Ushul 6 Bis ialah karya tentang ushuluddin yang terdiri atas enam bab yang masing-masing dibuka dengan kata bismillah. Pada abad ke-19, Ushul 6 Bis merupakan kitab akidah pertama yang dipelajari di pesantren tingkat rendah Indonesia. Dua kitab lain yang diajarkan di tingkat yang sama ialah kitab fiqh at-Taqrib fi al-Fiqh karya Abu Syuja’ al-Isfahani dan Bidayah al-Hidayah, ringkasan Ihya karya al-Ghazali.
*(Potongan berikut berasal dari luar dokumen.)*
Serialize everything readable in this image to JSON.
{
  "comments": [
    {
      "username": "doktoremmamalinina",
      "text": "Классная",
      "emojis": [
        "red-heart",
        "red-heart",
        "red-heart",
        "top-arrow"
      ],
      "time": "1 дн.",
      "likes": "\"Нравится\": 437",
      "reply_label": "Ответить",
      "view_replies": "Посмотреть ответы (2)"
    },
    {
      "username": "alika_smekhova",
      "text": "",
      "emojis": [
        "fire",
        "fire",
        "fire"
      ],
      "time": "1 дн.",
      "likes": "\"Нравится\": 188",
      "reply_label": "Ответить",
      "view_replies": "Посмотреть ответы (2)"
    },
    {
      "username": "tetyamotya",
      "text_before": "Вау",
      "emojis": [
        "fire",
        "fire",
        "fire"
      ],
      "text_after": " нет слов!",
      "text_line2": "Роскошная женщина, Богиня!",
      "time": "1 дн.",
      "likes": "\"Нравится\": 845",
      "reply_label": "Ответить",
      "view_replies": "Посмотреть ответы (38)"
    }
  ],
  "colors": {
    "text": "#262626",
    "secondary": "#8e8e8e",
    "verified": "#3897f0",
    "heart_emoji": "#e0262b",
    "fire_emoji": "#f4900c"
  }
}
Kitab Madarij al-Su’ud Ila Ikhtisah al-Burud, yang berbahasa Arab dalam berbagai terbitan merupakan adaptasi Indonesia kitab karya Ja’far bin Hasan al-Barzinji tentang Maulid an-Nabi (‘Iqd al-Jawahir). Karya acuan lain yang paling penting ialah Minhaj at-Thalibin dan komentarnya atas karya Khatib Syarbini, Mughni al-Muhtaj. Minhaj yang menjadi dasar utama semua teks juga dianggap sebagai sumber riil otoritas.

Teks dasar dalam bidang akidah ialah Umm Al-Barahin (disebut juga Al-Durrah) karya Abu’Abdullah M. bin Yusuf al-Sanusi (wafat 895 H/ 1490 M). Syarah yang lebih mendalam, yang dikenal sebagai as-Sanusi, ditulis oleh pengarangnya sendiri. Karya lain yang sebagain didasarkan atas As-Sanusi ialah Kifayah al-‘Awwam karya Muhammad bin Muhammadal-Fadhdhali (wafat 1236 H/ 1821 M) yang sangat popular di Indonesia.
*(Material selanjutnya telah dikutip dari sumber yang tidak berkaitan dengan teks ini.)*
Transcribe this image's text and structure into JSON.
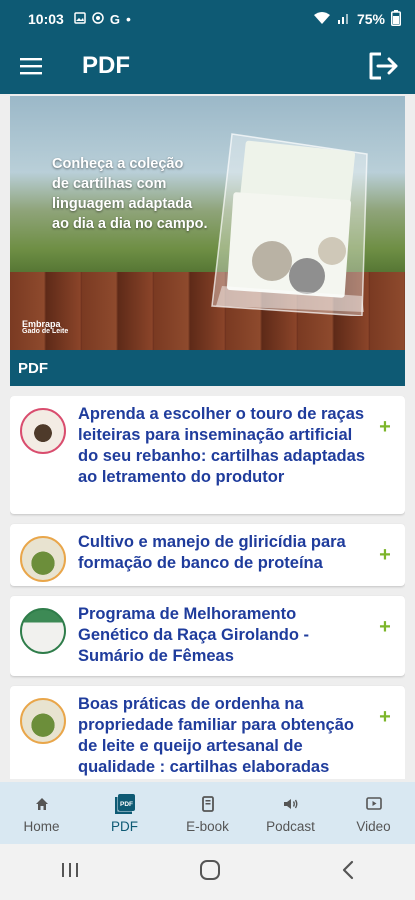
{
  "status_bar": {
    "time": "10:03",
    "notification_g": "G",
    "dot": "•",
    "battery": "75%"
  },
  "app_bar": {
    "title": "PDF"
  },
  "banner": {
    "lines": [
      "Conheça a coleção",
      "de cartilhas com",
      "linguagem adaptada",
      "ao dia a dia no campo."
    ],
    "logo_top": "Embrapa",
    "logo_bottom": "Gado de Leite"
  },
  "section": {
    "title": "PDF"
  },
  "items": [
    {
      "title": "Aprenda a escolher o touro de raças leiteiras para inseminação artificial do seu rebanho: cartilhas adaptadas ao letramento do produtor",
      "action": "+"
    },
    {
      "title": "Cultivo e manejo de gliricídia para formação de banco de proteína",
      "action": "+"
    },
    {
      "title": "Programa de Melhoramento Genético da Raça Girolando - Sumário de Fêmeas",
      "action": "+"
    },
    {
      "title": "Boas práticas de ordenha na propriedade familiar para obtenção de leite e queijo artesanal de qualidade : cartilhas elaboradas conforme metologia e-Rural",
      "action": "+"
    }
  ],
  "bottom_nav": [
    {
      "label": "Home",
      "icon": "home-icon"
    },
    {
      "label": "PDF",
      "icon": "pdf-icon",
      "active": true
    },
    {
      "label": "E-book",
      "icon": "ebook-icon"
    },
    {
      "label": "Podcast",
      "icon": "podcast-icon"
    },
    {
      "label": "Video",
      "icon": "video-icon"
    }
  ],
  "colors": {
    "primary": "#0e5a74",
    "title_blue": "#1f3c9c",
    "plus_green": "#7cb52a",
    "nav_bg": "#d9e8f2"
  }
}
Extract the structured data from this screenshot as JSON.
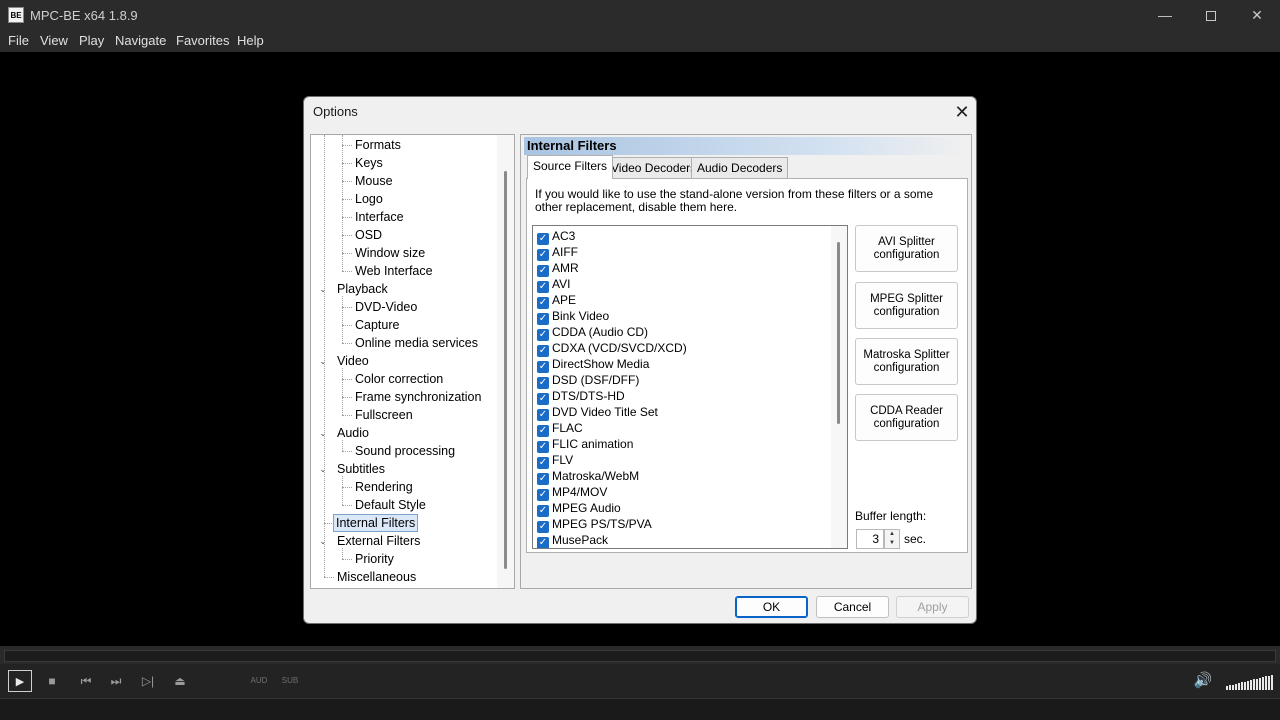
{
  "window": {
    "title": "MPC-BE x64 1.8.9",
    "icon_text": "BE",
    "minimize": "—",
    "close": "✕"
  },
  "menu": [
    "File",
    "View",
    "Play",
    "Navigate",
    "Favorites",
    "Help"
  ],
  "controls": {
    "aud_label": "AUD",
    "sub_label": "SUB",
    "icons": [
      "play-icon",
      "stop-icon",
      "previous-icon",
      "next-icon",
      "frame-step-icon",
      "eject-icon",
      "volume-icon"
    ],
    "volume_level": 1.0
  },
  "dialog": {
    "title": "Options",
    "close": "✕",
    "tree": [
      {
        "label": "Formats",
        "level": 1
      },
      {
        "label": "Keys",
        "level": 1
      },
      {
        "label": "Mouse",
        "level": 1
      },
      {
        "label": "Logo",
        "level": 1
      },
      {
        "label": "Interface",
        "level": 1
      },
      {
        "label": "OSD",
        "level": 1
      },
      {
        "label": "Window size",
        "level": 1
      },
      {
        "label": "Web Interface",
        "level": 1
      },
      {
        "label": "Playback",
        "level": 0,
        "expanded": true
      },
      {
        "label": "DVD-Video",
        "level": 1
      },
      {
        "label": "Capture",
        "level": 1
      },
      {
        "label": "Online media services",
        "level": 1
      },
      {
        "label": "Video",
        "level": 0,
        "expanded": true
      },
      {
        "label": "Color correction",
        "level": 1
      },
      {
        "label": "Frame synchronization",
        "level": 1
      },
      {
        "label": "Fullscreen",
        "level": 1
      },
      {
        "label": "Audio",
        "level": 0,
        "expanded": true
      },
      {
        "label": "Sound processing",
        "level": 1
      },
      {
        "label": "Subtitles",
        "level": 0,
        "expanded": true
      },
      {
        "label": "Rendering",
        "level": 1
      },
      {
        "label": "Default Style",
        "level": 1
      },
      {
        "label": "Internal Filters",
        "level": 0,
        "selected": true
      },
      {
        "label": "External Filters",
        "level": 0,
        "expanded": true
      },
      {
        "label": "Priority",
        "level": 1
      },
      {
        "label": "Miscellaneous",
        "level": 0
      }
    ],
    "panel": {
      "header": "Internal Filters",
      "tabs": [
        "Source Filters",
        "Video Decoders",
        "Audio Decoders"
      ],
      "active_tab": "Source Filters",
      "hint": "If you would like to use the stand-alone version from these filters or a some other replacement, disable them here.",
      "filters": [
        "AC3",
        "AIFF",
        "AMR",
        "AVI",
        "APE",
        "Bink Video",
        "CDDA (Audio CD)",
        "CDXA (VCD/SVCD/XCD)",
        "DirectShow Media",
        "DSD (DSF/DFF)",
        "DTS/DTS-HD",
        "DVD Video Title Set",
        "FLAC",
        "FLIC animation",
        "FLV",
        "Matroska/WebM",
        "MP4/MOV",
        "MPEG Audio",
        "MPEG PS/TS/PVA",
        "MusePack"
      ],
      "config_buttons": [
        "AVI Splitter configuration",
        "MPEG Splitter configuration",
        "Matroska Splitter configuration",
        "CDDA Reader configuration"
      ],
      "buffer_label": "Buffer length:",
      "buffer_value": "3",
      "buffer_unit": "sec."
    },
    "buttons": {
      "ok": "OK",
      "cancel": "Cancel",
      "apply": "Apply"
    }
  }
}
Murid Fadhali, Ibrahim Bajuri (wafat 1277 H/1861 M) menulis syarah-nya, Taqiq al-Maqam ‘Ala Kifayah al’Awwam, yang dicetak bersama Kifayah dalam edisi Indonesia. Syarah ini di-hasyiyah-kan oleh Nawawi Banten dalam karya yang banyak dibaca orang, Tijan ad-Durari.

Tidak hanya itu, syekh Nawawi juga menulis kitab yang digunakan untuk anak-anak dan remaja. Kitab singkat berbentuk sajak bagi mereka yang berusia belia dan baru mengerti bahasa Arab, ‘Aqidah al-Awwam, ditulis oleh Ahmad al-Marzuqi al-Maliki al-Makki yang giat kira-kira 1864. Syekh Nawawi menulis syarah yang terkenal atasnya, Nur Azh-Zhalam.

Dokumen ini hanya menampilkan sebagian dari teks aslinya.